La ciclista bergamasca Chiara Teocchi racconta in un post di Instagram il suo calvario, conseguenza d’una caduta rovinosa subìta mentre correva la Coppa del Mondo XCO – tra i più importanti eventi di cross-country. Avendo subito lesioni al midollo spinale, è stata soggetta a una reazione allergica in fase pre-operatoria. Da una sedia a rotelle, trova ora il coraggio di raccontare l’incidente – e le sue speranze.
La caduta
Dal 3 al 5 luglio di quest’anno, La Thuile in Val d’Aosta ha ospitato una tappa della Coppa del Mondo XCO, un circuito internazionale di gare di mountain bike, nella specialità del Cross-Country Olimpico: si tratta infatti della sola disciplina olimpionica di mountain bike. Quest’anno per la prima volta, si è aggregata alle specialità di Downhill ed Enduro. Un evento importante, che ha portato in montagna circa 15mila persone ad assistere a evoluzioni e discese spericolate sullo sterrato alpino.
Tra i quasi 1000 atleti partecipanti, c’è Chiara. Classe 1996, occhi scuri e una vetrina con tre bronzi, un argento e cinque medaglie d’oro in tre discipline ciclistiche diverse. All’inizio di quest’anno, suggella la sua presenza firmando con il BH Coloma Team. Con cui ha poi corso a La Thuile, nel caldo torrido che ha caratterizzato questa estate, su un percorso tecnicamente difficile. Durante la performance Elite femminile XCO, la ragazza è caduta. I soccorsi sono intervenuti subito, immobilizzandola e trasportandola prontamente in elisoccorso all’ospedale di Aosta.
La crisi
In un primo momento, la situazione non pareva critica, e i primi messaggi dal suo team trasmettevano una situazione risolvibile nel breve periodo. Nessuna lesione a colonna vertebrale e midollo spinale, lei cosciente e fuori pericolo. Ieri, un suo aggiornamento social ha rivelato una situazione assai più complessa e ardua. A causa d’una reazione allergica a un farmaco anestetico, si è ritrovata paralizzata. Ora Chiara è su una sedia a rotelle.
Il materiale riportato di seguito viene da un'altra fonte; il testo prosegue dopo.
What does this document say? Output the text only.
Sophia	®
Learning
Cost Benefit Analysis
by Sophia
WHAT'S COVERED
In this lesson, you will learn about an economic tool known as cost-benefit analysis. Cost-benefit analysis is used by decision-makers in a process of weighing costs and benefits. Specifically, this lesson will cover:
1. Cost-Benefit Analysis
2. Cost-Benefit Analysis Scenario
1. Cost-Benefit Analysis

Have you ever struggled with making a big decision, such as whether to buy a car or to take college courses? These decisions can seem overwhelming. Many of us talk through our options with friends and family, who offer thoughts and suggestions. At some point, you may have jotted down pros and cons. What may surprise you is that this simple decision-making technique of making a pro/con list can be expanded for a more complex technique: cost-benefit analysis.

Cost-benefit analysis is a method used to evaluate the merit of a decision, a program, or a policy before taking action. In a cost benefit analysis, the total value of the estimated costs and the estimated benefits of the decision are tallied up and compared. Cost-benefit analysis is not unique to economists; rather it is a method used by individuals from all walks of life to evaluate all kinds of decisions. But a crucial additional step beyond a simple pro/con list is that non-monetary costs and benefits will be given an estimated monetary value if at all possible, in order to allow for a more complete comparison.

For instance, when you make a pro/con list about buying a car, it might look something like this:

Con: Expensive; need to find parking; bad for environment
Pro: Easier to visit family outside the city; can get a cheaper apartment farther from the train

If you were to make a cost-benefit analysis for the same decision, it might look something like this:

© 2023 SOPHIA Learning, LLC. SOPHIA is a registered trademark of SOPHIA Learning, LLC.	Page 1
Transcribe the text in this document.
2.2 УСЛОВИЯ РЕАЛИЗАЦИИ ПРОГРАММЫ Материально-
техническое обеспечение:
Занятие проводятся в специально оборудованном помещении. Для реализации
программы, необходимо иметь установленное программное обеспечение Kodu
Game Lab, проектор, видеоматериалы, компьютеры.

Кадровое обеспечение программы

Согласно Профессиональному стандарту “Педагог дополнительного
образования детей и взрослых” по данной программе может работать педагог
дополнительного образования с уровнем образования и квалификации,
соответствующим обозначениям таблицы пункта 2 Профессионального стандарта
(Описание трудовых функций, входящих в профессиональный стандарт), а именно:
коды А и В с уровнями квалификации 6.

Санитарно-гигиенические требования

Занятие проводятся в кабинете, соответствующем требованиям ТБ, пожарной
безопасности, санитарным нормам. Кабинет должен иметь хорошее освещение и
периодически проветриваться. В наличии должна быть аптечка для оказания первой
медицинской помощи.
Le conseguenze avrebbero potuto essere ben più gravi: la ragazza è andata in arresto cardiaco per quasi un’ora, sospesa tra la vita e la morte. Avendo superato questa difficilissima circostanza, a distanza di due mesi ha finalmente raccontato la storia dal suo punto di vista, pubblicando un video sul suo profilo Instagram, allegando gli estremi di una campagna GoFundMe a lei intestata che le permetterebbe di arginare il problema economico originato dall’infortunio.
Il messaggio
“Ciao a tutti. Eccomi di nuovo qua. Volevo darvi un piccolo update da la mia parte. Come sapete tutti, la mia caduta… prima sono stata portata ad Aosta e poi abbiamo deciso di essere trasportata a Bergamo dove hanno visto che ho avuto una lesione midollare alla schiena, quindi abbiamo deciso di fare un’operazione e purtroppo durante quest’operazione ho avuto una reazione allergica ad un farmaco dell’anestesia.”
“Durante appunto questa reazione allergica ho avuto un arresto cardiaco di quasi un’ora. È stato un momento veramente difficile, però grazie allo staff della chirurgia cardiaca dell’ospedale di Bergamo sono qua. Ho vinto la mia gara più importante. È stato un momento veramente difficile per me e per la mia famiglia, però per adesso sto bene.”
“Volevo ringraziare il reparto appunto di chirurgia e di terapia intensiva dell’ospedale di Bergamo, la mia famiglia, il Centro Sportivo Esercito, il mio team e tutte le persone che mi hanno scritto in questo in questo momento. Scusate se non ho risposto a tutti, però ora sto bene, sto meglio e ho una nuova amica. Come vedete sono su una sedia a rotelle, non si sa per quanto, però ce la metterò tutta per recuperare. Sarà un lungo periodo, un lungo viaggio. Per questo ho deciso di aprire una campagna GoFundMe per aiutarmi un po’ per quanto riguarda le spese.”
“E niente, volevo solo mandare un messaggio a tutti, salutarvi e appunto dirvi che sto bene, che sto migliorando e che ce la metterà tutta per tornare in piedi e magari in sella.”